The 1959 Antique Engine and Thresher Show is history and presents some interesting and worthwhile data. The program presented had its usual good timing and followed along the intended schedule.

The featured events surrounded the main triple threshing exhibit in the center of the field. This consisted of threshing with Harold Ottaway's Avery Yellow-Fellow Thresher, an old style hand feed machine, and with a model rig. Mr. V. H. Stroud provided the oats for threshing. The usual thrills and memories of sawmilling were provided by a s awmill operating almost continuously nearby. The sawmill was operated during the show by Buck Spencer of Newton, Kansas, who also did much work for the show weeks before it opened. He is a great Steam enthusiast and has had many years of experience in cabs of Santa Fe locomotives.

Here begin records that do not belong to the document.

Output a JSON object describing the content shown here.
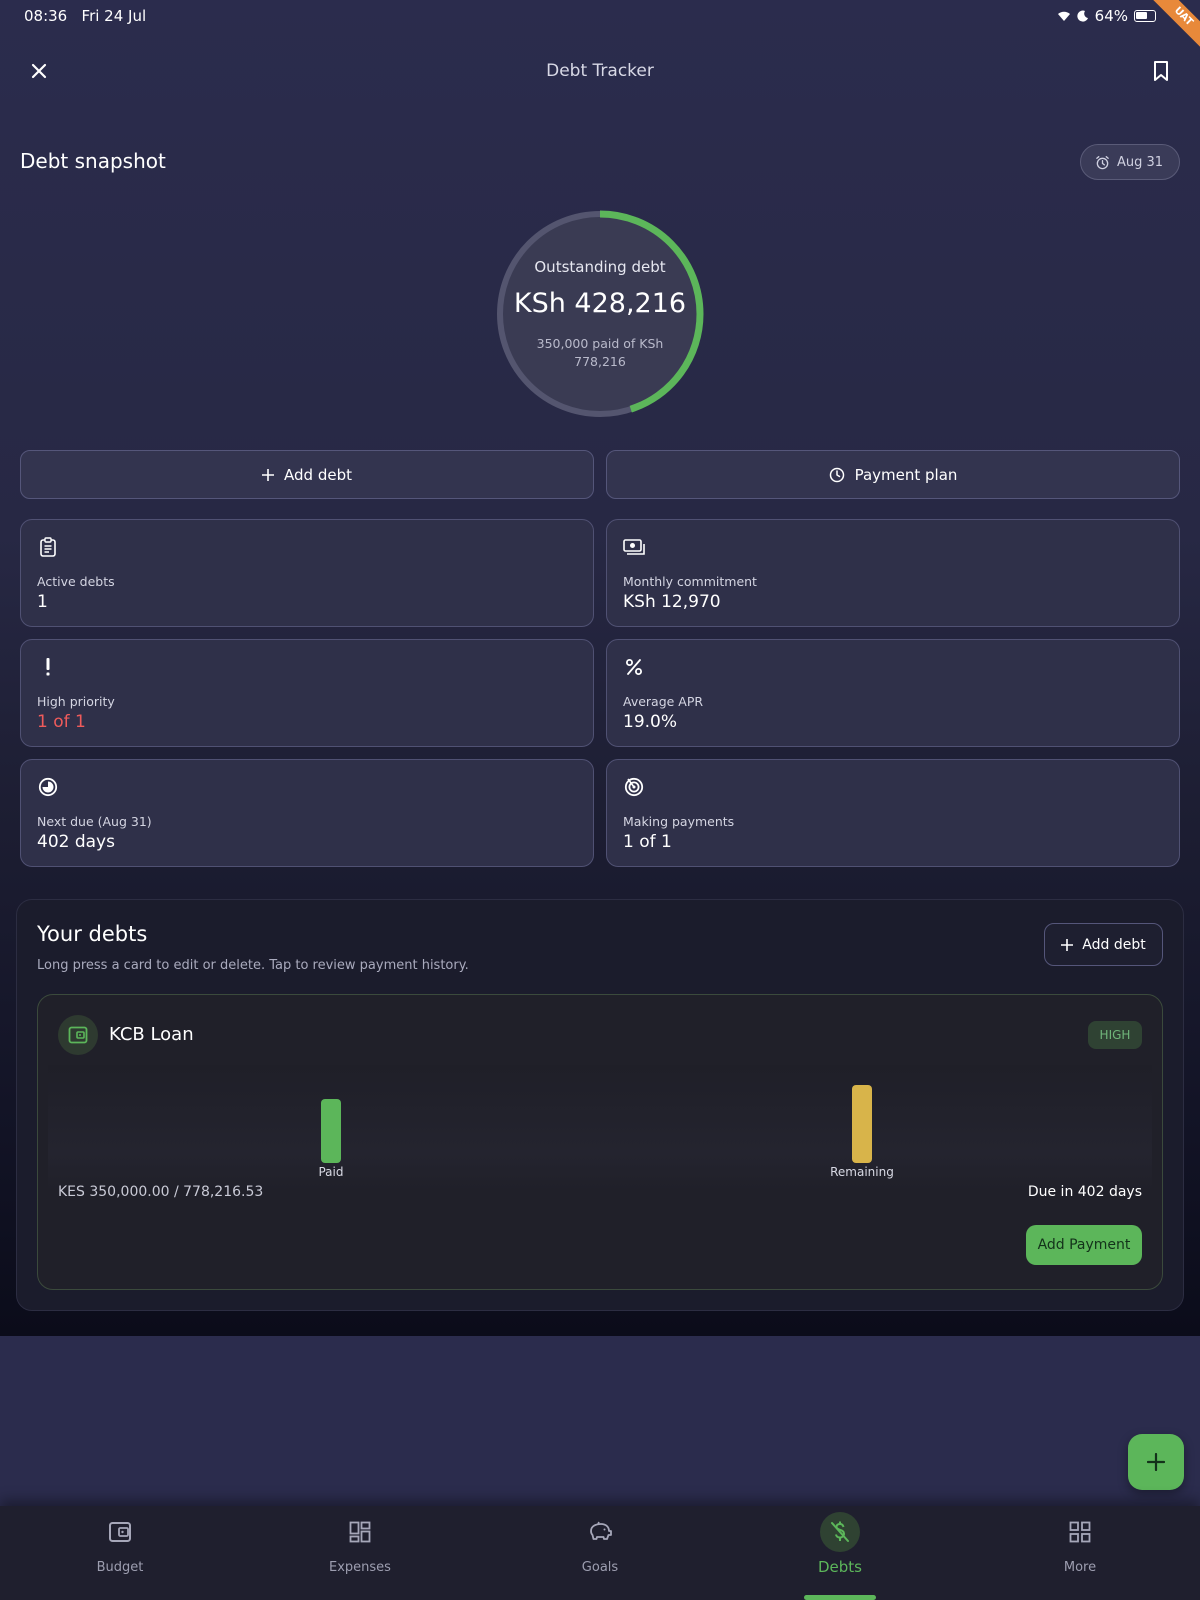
{
  "status_bar": {
    "time": "08:36",
    "date": "Fri 24 Jul",
    "battery": "64%",
    "env_ribbon": "UAT"
  },
  "header": {
    "title": "Debt Tracker"
  },
  "snapshot": {
    "title": "Debt snapshot",
    "date_chip": "Aug 31",
    "gauge": {
      "label": "Outstanding debt",
      "amount": "KSh 428,216",
      "subtext": "350,000 paid of KSh 778,216",
      "paid_fraction": 0.45
    }
  },
  "actions": {
    "add_debt": "Add debt",
    "payment_plan": "Payment plan"
  },
  "stats": {
    "active_debts": {
      "label": "Active debts",
      "value": "1",
      "icon": "clipboard-icon"
    },
    "monthly_commitment": {
      "label": "Monthly commitment",
      "value": "KSh 12,970",
      "icon": "cash-icon"
    },
    "high_priority": {
      "label": "High priority",
      "value": "1 of 1",
      "icon": "exclamation-icon"
    },
    "average_apr": {
      "label": "Average APR",
      "value": "19.0%",
      "icon": "percent-icon"
    },
    "next_due": {
      "label": "Next due (Aug 31)",
      "value": "402 days",
      "icon": "timelapse-icon"
    },
    "making_payments": {
      "label": "Making payments",
      "value": "1 of 1",
      "icon": "target-icon"
    }
  },
  "your_debts": {
    "title": "Your debts",
    "hint": "Long press a card to edit or delete. Tap to review payment history.",
    "add_label": "Add debt",
    "debts": [
      {
        "name": "KCB Loan",
        "priority": "HIGH",
        "amounts": "KES 350,000.00 / 778,216.53",
        "due": "Due in 402 days",
        "add_payment": "Add Payment",
        "chart_data": {
          "type": "bar",
          "categories": [
            "Paid",
            "Remaining"
          ],
          "values": [
            350000.0,
            428216.53
          ],
          "colors": [
            "#5cb65a",
            "#d8b44a"
          ]
        }
      }
    ]
  },
  "nav": {
    "items": [
      {
        "label": "Budget",
        "icon": "wallet-icon",
        "active": false
      },
      {
        "label": "Expenses",
        "icon": "dashboard-icon",
        "active": false
      },
      {
        "label": "Goals",
        "icon": "piggy-bank-icon",
        "active": false
      },
      {
        "label": "Debts",
        "icon": "money-off-icon",
        "active": true
      },
      {
        "label": "More",
        "icon": "grid-icon",
        "active": false
      }
    ]
  },
  "colors": {
    "accent": "#5cb65a",
    "danger": "#ef5b5b",
    "warning": "#d8b44a"
  }
}
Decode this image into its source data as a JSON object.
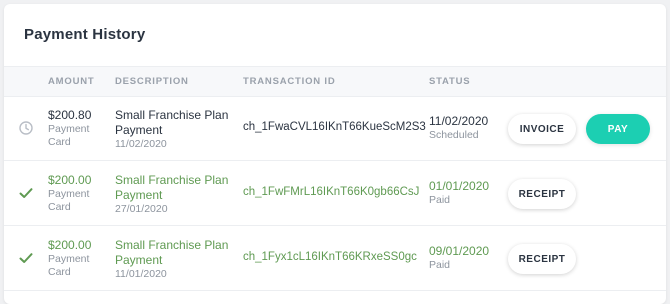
{
  "card": {
    "title": "Payment History"
  },
  "columns": {
    "amount": "AMOUNT",
    "description": "DESCRIPTION",
    "transaction_id": "TRANSACTION ID",
    "status": "STATUS"
  },
  "rows": [
    {
      "status_icon": "clock-icon",
      "amount": "$200.80",
      "method_line1": "Payment",
      "method_line2": "Card",
      "desc_line1": "Small Franchise Plan",
      "desc_line2": "Payment",
      "desc_date": "11/02/2020",
      "transaction_id": "ch_1FwaCVL16IKnT66KueScM2S3",
      "status_date": "11/02/2020",
      "status_label": "Scheduled",
      "action1": "INVOICE",
      "action2": "PAY"
    },
    {
      "status_icon": "check-icon",
      "amount": "$200.00",
      "method_line1": "Payment",
      "method_line2": "Card",
      "desc_line1": "Small Franchise Plan",
      "desc_line2": "Payment",
      "desc_date": "27/01/2020",
      "transaction_id": "ch_1FwFMrL16IKnT66K0gb66CsJ",
      "status_date": "01/01/2020",
      "status_label": "Paid",
      "action1": "RECEIPT"
    },
    {
      "status_icon": "check-icon",
      "amount": "$200.00",
      "method_line1": "Payment",
      "method_line2": "Card",
      "desc_line1": "Small Franchise Plan",
      "desc_line2": "Payment",
      "desc_date": "11/01/2020",
      "transaction_id": "ch_1Fyx1cL16IKnT66KRxeSS0gc",
      "status_date": "09/01/2020",
      "status_label": "Paid",
      "action1": "RECEIPT"
    }
  ],
  "colors": {
    "paid_green": "#5f9a52",
    "pay_button": "#1ccfb2",
    "scheduled_icon": "#b9bec6"
  }
}
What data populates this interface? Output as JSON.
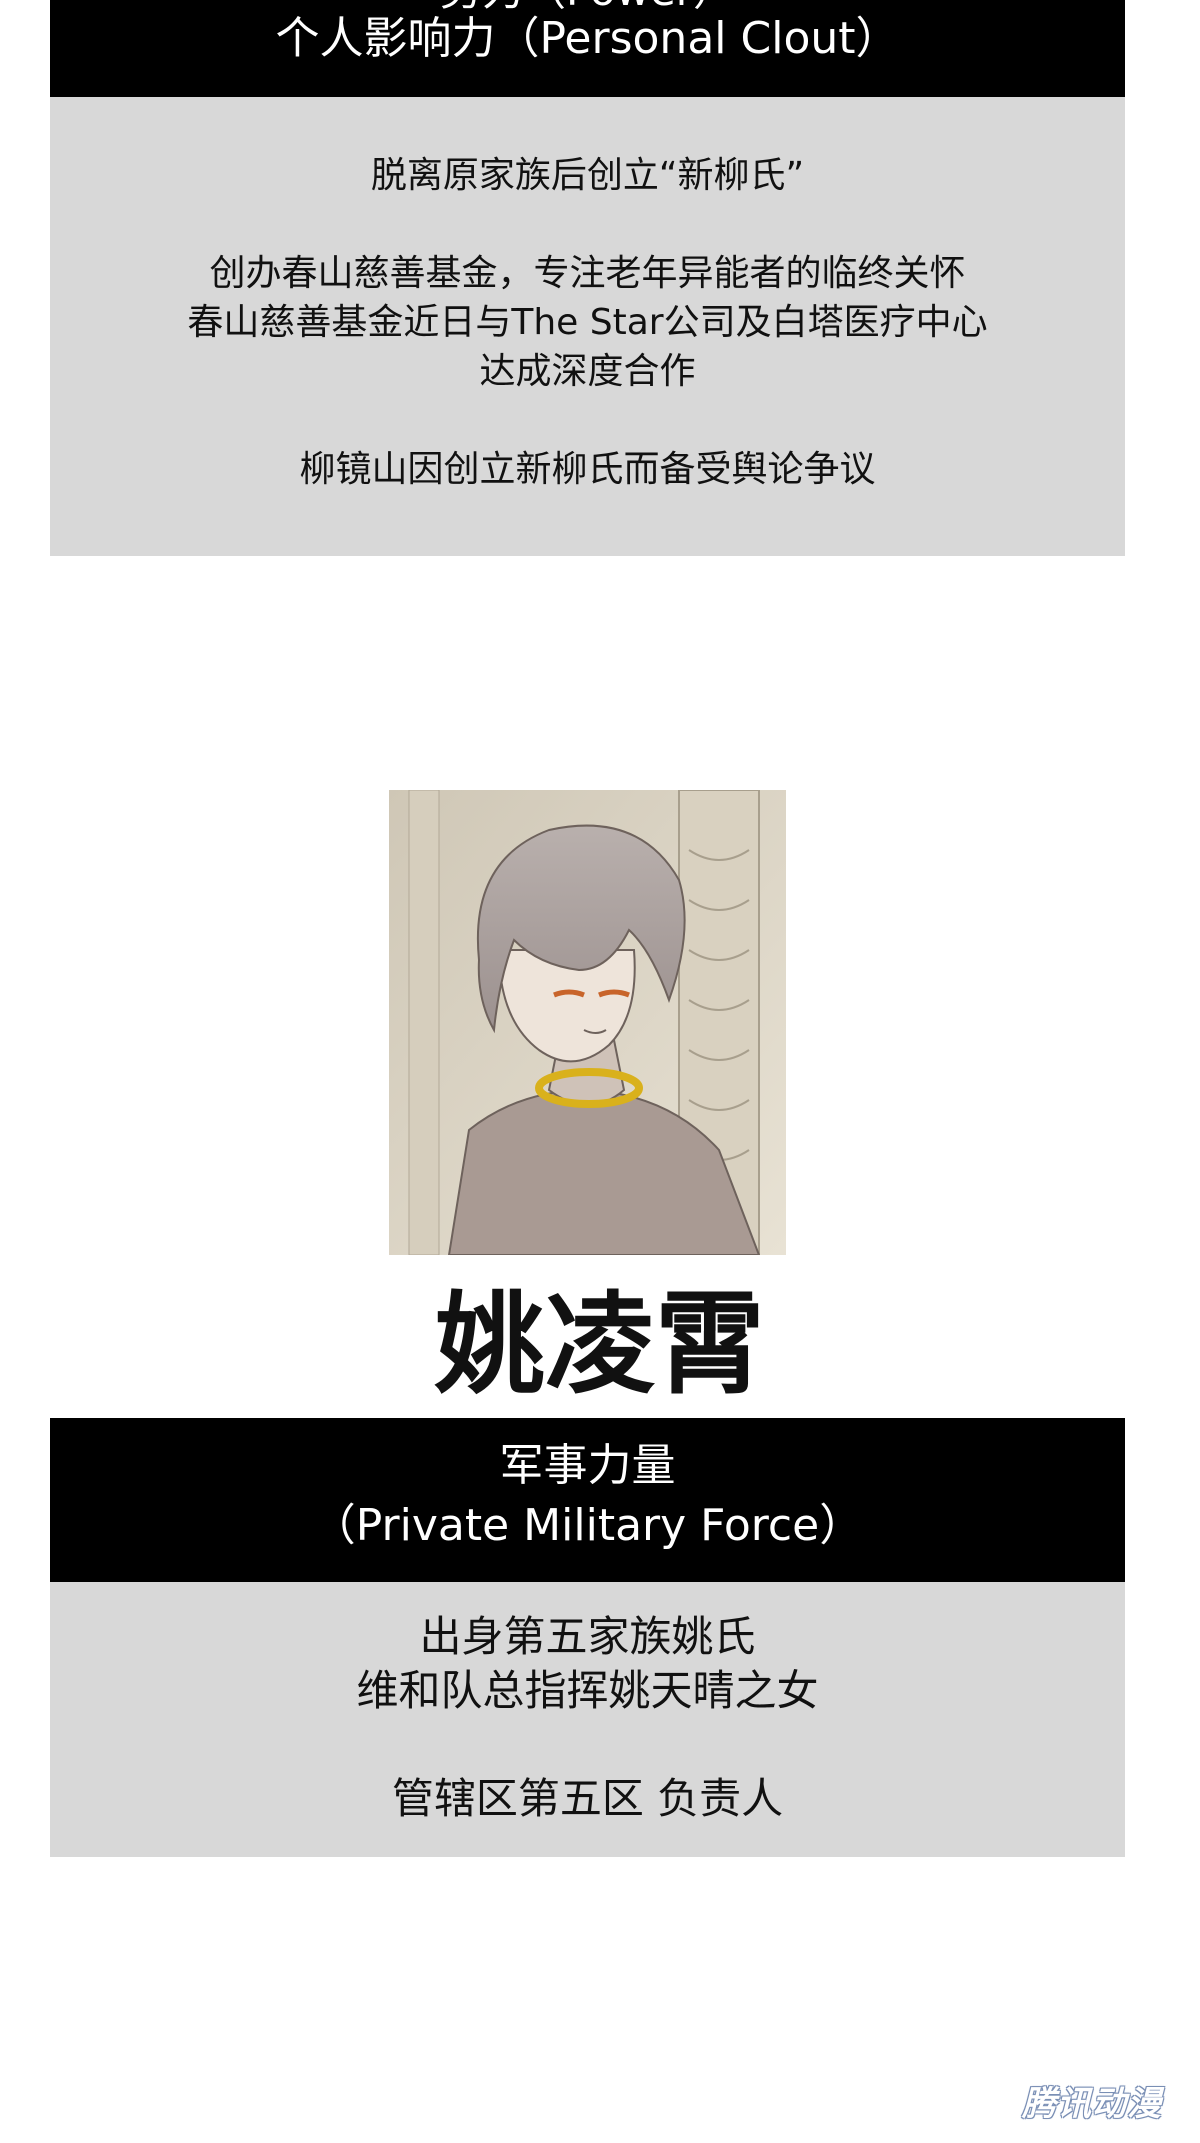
{
  "section1": {
    "title_cut": "势力（Power）",
    "subtitle": "个人影响力（Personal Clout）",
    "lines": [
      "脱离原家族后创立“新柳氏”",
      "",
      "创办春山慈善基金，专注老年异能者的临终关怀",
      "春山慈善基金近日与The Star公司及白塔医疗中心",
      "达成深度合作",
      "",
      "柳镜山因创立新柳氏而备受舆论争议"
    ]
  },
  "character": {
    "name": "姚凌霄",
    "portrait_icon": "character-portrait"
  },
  "section2": {
    "title": "军事力量",
    "subtitle": "（Private Military Force）",
    "lines": [
      "出身第五家族姚氏",
      "维和队总指挥姚天晴之女",
      "",
      "管辖区第五区 负责人"
    ]
  },
  "watermark": "腾讯动漫"
}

Around the sides of the main open field were a number of fine models, steaming about the grounds, giving rides to the children and attracting the attention of everyone. The models made their headquarters under the shade of a large tree next to the road leading about 100 feet to the hill climbing event. Mr. Jack Kaurer of Wichita was in charge of the model portion of the show. The hill climbing event took place in a beautiful wooded part of the Ottaway 's park at a spot where only 10 days earlier had been a ravine and lots of trees. The week before, Harold Ottaway provided for a bulldozer and Amos Rixmann operated it to first clear part of the area and then build two inclines with different grade angles. Many yards of earth were moved to build the two inclines approximately 15 feet high vertical distance. The steepest of the two grades was approximately the same as the standard built-up wooden ones officially used in this famous event during the first quarter of the century. The second and adjacent grade had a lesser angle and any engine with cleats could negotiate it, while the steep one was used only by Mr. E. C. Macmillan himself. At the top was a large level area built up for the engines to stand.

Although 'Big Mac' was ill about a year ago, he did his usual SPLENDID job on the incline! Using Harold Otta-way's 50 Case he performed all the feats, as in years gone by, using this earthen incline. It is wonderful to see the excellent traction a good cleated wheel has on packed earth. Mac's control was perfect all the time! This performance was a beautiful sight under the huge trees surrounding the area of the incline.

Mac asked George Jackson of Ft. Scott, Kansas, to take over part of the time this year and George did a very good job.